I’ve written before about how to ask ChatGPT to improve a so-so prompt. But what about those times with ChatGPT, Claude, or Gemini absolutely hits the nail on the head, giving you exactly what you needed from your prompt?
Every so often, you’ll strike upon the perfect prompt, one that delivers a surprisingly thorough, incisive, or otherwise effective answer. The trick is learning how to repeat that success.
The first step: Stop. Don’t just move on to a follow-up prompt. Instead, take a beat and ask ChatGPT (or whichever AI chatbot you happen to be using) why your prompt worked so well.
The next time you get a great answer from an AI, try this prompt immediately afterward:
That was exactly what I needed. Two things. First, explain what about my prompt made this work so well. Second, turn my request into a reusable, fill-in-the-blank template I can use next time and tell me which parts matter most.
One thing that sets this prompt apart from others I’ve covered is its simplicity. There’s no coding tags, roleplaying, or “be a panel of experts” stuff here. Instead, it’s a straightforward “get the recipe” prompt.
Also, this prompt is asking for two things that actually work hand-in-hand: an explanation for why the prompt worked and a template for doing it again.

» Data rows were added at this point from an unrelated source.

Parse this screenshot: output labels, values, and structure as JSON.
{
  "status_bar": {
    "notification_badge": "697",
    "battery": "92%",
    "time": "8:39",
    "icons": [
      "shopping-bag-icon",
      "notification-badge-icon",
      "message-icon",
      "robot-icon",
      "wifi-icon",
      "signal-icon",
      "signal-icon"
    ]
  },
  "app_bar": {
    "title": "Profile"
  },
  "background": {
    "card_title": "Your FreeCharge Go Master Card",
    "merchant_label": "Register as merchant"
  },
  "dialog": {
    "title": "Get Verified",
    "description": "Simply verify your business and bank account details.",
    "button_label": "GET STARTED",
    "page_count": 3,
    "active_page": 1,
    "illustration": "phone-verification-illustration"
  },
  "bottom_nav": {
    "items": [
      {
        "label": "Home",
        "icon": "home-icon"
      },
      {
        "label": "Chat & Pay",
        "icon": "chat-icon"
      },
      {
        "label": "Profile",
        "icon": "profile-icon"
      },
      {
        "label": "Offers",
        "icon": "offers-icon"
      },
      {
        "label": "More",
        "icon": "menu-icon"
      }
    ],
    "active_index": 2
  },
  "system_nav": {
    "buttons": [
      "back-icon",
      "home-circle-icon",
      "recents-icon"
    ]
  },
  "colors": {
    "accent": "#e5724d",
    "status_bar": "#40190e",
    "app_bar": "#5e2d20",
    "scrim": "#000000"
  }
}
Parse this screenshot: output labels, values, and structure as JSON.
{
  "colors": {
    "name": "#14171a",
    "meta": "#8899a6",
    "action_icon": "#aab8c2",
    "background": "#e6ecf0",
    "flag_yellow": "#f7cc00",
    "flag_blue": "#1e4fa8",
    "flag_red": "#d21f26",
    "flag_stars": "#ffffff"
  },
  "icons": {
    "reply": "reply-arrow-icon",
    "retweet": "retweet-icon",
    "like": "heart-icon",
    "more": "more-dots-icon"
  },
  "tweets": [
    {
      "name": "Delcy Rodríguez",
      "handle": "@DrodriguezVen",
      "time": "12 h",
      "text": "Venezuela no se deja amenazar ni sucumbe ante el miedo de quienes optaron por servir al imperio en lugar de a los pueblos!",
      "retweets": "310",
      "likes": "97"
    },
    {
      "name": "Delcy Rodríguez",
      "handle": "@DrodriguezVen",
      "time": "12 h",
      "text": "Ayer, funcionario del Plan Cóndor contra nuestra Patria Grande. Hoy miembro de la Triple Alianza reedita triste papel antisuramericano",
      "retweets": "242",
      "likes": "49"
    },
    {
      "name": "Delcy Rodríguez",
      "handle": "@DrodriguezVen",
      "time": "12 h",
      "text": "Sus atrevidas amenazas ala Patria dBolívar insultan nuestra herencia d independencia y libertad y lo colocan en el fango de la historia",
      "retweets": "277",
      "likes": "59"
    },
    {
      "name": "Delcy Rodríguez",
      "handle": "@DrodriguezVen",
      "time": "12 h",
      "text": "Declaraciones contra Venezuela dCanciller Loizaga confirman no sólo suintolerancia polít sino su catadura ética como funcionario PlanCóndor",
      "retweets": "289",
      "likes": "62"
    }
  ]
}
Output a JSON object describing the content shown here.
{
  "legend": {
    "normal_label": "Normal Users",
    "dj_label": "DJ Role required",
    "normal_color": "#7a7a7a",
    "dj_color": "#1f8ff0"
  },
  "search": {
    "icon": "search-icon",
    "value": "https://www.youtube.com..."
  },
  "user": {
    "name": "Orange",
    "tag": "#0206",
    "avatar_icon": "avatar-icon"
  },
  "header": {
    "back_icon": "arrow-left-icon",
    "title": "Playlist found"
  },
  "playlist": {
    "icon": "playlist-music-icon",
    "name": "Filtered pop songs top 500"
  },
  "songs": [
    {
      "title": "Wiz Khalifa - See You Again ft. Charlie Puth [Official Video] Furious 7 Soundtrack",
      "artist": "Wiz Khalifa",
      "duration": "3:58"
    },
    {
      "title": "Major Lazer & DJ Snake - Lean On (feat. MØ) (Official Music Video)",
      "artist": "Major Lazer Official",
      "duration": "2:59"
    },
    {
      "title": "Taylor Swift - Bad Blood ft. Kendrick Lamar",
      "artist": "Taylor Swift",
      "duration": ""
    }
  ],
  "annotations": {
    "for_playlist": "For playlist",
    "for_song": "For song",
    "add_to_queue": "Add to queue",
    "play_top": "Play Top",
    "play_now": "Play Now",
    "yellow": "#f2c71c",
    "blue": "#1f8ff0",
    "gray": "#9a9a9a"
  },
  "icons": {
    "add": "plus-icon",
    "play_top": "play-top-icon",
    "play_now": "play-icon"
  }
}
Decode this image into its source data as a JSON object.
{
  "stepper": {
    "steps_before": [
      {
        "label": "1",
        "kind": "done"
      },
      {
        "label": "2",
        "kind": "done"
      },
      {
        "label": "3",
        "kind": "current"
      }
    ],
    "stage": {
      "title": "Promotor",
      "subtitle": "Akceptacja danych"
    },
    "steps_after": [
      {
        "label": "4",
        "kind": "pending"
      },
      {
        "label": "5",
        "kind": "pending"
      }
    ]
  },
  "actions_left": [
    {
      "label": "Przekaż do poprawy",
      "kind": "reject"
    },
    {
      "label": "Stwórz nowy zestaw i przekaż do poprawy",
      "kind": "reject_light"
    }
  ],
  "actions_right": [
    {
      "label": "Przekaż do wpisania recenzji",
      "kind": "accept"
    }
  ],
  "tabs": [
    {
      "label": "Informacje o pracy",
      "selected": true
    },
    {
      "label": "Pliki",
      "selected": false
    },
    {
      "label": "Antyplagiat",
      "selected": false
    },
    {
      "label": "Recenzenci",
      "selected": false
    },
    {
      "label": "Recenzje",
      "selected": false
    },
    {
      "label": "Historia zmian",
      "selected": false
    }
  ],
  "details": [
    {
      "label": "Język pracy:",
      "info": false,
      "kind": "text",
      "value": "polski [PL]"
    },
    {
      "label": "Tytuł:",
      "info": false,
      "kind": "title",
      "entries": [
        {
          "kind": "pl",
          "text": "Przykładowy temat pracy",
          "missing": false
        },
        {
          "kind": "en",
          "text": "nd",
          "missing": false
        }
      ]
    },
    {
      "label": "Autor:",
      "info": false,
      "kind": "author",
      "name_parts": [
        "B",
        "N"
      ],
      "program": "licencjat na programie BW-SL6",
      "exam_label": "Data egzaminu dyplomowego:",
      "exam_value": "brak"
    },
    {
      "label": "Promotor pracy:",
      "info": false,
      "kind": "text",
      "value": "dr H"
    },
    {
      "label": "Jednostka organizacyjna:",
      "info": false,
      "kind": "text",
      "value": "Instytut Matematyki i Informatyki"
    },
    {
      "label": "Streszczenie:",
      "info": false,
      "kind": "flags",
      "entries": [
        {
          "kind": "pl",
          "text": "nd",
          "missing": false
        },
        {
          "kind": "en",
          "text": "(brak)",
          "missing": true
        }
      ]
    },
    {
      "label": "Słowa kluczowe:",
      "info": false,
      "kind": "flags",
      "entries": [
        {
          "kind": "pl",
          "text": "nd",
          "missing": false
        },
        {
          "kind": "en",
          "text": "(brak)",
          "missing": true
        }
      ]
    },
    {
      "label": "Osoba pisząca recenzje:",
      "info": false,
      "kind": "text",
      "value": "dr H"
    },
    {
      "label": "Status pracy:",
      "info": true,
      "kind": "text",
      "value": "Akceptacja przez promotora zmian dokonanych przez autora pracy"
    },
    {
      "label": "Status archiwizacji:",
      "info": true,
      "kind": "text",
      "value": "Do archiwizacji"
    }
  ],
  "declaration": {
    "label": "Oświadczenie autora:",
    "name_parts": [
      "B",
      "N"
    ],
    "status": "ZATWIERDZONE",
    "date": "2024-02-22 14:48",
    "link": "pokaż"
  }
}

That “create a template” is doing double-duty here, giving you both a blueprint for repeating the prompt’s success and ensuring the AI gives you concrete details, rather than merely flattering you on your prompting prowess.
Here’s an example of a ChatGPT prompt (using GPT-5.5 Instant) that yielded a spot-on response:
Help me write an email asking my landlord to fix the dishwasher. We have a friendly, but slightly tense relationship. He’s slow to respond and I don’t want to come off as demanding, but this is the third time I’ve asked. Keep it short and polite, but with a clear deadline.
When I followed up with the “explain what went right” prompt, here’s a snippet of the answer I got:
What made your prompt work so well is that it specified the decision-making constraints, not just the task.
Most writing requests look like this:
“Write an email asking my landlord to fix the dishwasher.”
That’s enough to produce something grammatically correct, but it leaves a lot of important choices up to the AI.
Your prompt filled in the missing context:
Audience: “my landlord”
Relationship: “friendly but slightly tense”
Behavioral context: “He’s slow to respond.”
Your goal: “I don’t want to come off as demanding.”
Relevant history: “this is the third time I’ve asked.”
Output constraints: “Keep it short and polite but with a clear deadline.”Each of those eliminated an ambiguity.
Then ChatGPT generated the reusable template:
Write a [type of message] to [recipient].
Relationship: [How we normally interact.]
Context: [What happened and any relevant history.]
Goal: [What I want them to do.]
Things to balance: [Examples: friendly but firm, apologetic but confident, professional but warm.]
Constraints: [Length, deadline, tone, anything that must or must not be included.]
Combined, the “why did it work” explanation and “make me a template” request reveal the winning strategy behind the prompt: it focuses on the “what” rather than the “how.”
Try this “get the recipe” prompt with other prompts that worked well for you, and hopefully you’ll discover new pearls of AI prompting wisdom.